Galt Global Review

QFS 360

      
April 22, 2003
new technology
Where’s my flying car?
Peter de Jager

A "poorly coupled" prediction  |   NIMAS... not in my air space  |   The suspension of disbelief

It doesn’t matter where we look, old copies of Time, Popular Mechanics, daily newspapers or even our favorite science fiction magazines. All their many visions of the future included one particular element: the personal flying car. Where is it? More importantly... Why isn’t it?

A "poorly coupled" prediction
Yes, we have air travel, even more than most people believe or can imagine. At any moment in time, there are more than 1,000,000 people in the air. That’s a small city in flight. Yet, it isn’t the flying car vision of the past. That vision was one of the personal flying car. An advance that would replace the all too familiar automobile. It was of the average citizen of the street, flying in ordered flowing streams to work and the picking up the groceries. That hasn’t happened. Sadly (?), it will never happen.

That’s a strong statement, audacious, even pretentious, yet I believe it to be true. The ‘flying car’ vision is an example of a “poorly coupled” prediction. There’s no path from today that we can travel, to arrive at this envisioned tomorrow. Between today and the tomorrow of our dreams, lie insurmountable obstacles, which are an integral part of who we are.

Most people would suggest the reason we don’t have flying cars has something to do with technology. They’re only half right. Technology only limits what is possible; human nature limits what we attempt

Drive the main highways of a major city at the height of rush hour. Note the irrational stop and go, the swerving, the rampant inattention to a life and death activity, the growing trend of road rage, the madness of hurtling steel leviathans, the honking of horns, and the unexpected rushes of adrenaline. Now imagine this maelstrom a thousand feet above your home... every hour - of every day.

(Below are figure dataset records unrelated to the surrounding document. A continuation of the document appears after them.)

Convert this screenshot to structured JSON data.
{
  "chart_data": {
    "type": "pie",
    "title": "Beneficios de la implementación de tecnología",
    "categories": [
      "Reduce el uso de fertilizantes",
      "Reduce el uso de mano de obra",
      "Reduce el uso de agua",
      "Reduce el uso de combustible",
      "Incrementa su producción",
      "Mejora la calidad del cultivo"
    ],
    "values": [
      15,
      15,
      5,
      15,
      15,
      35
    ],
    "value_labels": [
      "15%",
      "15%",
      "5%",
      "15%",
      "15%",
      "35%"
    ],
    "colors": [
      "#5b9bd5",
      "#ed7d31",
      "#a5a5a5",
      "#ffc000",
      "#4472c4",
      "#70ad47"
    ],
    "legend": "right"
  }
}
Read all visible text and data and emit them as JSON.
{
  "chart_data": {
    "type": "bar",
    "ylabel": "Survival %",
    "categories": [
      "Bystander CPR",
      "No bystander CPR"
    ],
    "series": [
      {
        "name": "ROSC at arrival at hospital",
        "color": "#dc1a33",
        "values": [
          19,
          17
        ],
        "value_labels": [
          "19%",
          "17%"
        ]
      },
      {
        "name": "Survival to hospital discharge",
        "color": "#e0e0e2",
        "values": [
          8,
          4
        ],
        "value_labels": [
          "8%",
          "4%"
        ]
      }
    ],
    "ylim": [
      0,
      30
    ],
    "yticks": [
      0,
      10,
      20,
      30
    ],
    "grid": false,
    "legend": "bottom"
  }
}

NIMAS... not in my air space
“But!” the objections are shouted from the back row, “It doesn’t have to be that way! Technology has solutions! Guidance and control systems can solve all those problems. Anti-collision devices can make accidents impossible.” Etc. etc.

Let’s assume the technologists are right. Let’s pretend for the sake of argument that all of the above is true. Even with all this as a given, will we ever see flying cars replace the automobile? Not a chance - for several different reasons.

The first? No community would allow a flow stream over their backyard. NIMBY (not in my backyard) would quickly change to NIMAS... not in my air space. Second? A flow stream would have to be placed over a non-residential corridor... and it would have to be significantly wider than existing highways.

Flying cars a thousand feet up need a lot more space for emergency landings than do Ford pickup trucks. Simple real estate economics makes mass consumer use of personal flying cars impossible.

The suspension of disbelief
There’s another mundane, yet insurmountable reason. How would we take that huge step from being land bound to being airborne? Regardless of assurances that flying your own car would be as safe as driving, how do we get to the point where enough people believe this to be true, for us to allow a single, never mind tens of thousands, of flying cars to swoop and swerve like swallows downtown during normal business hours?

This is the “poor coupling” of the flying car prediction. Between the reality of today and our vision of tomorrow, there is a chasm we have to cross. One we can’t traverse with little steps. Those steps are not technological ones, but ones of belief, trust and even a minimal level of acceptance.

In science fiction, we’re allowed one, even two, suspensions of disbelief. In real life, the first one you come across when analyzing this prediction... destroys its validity.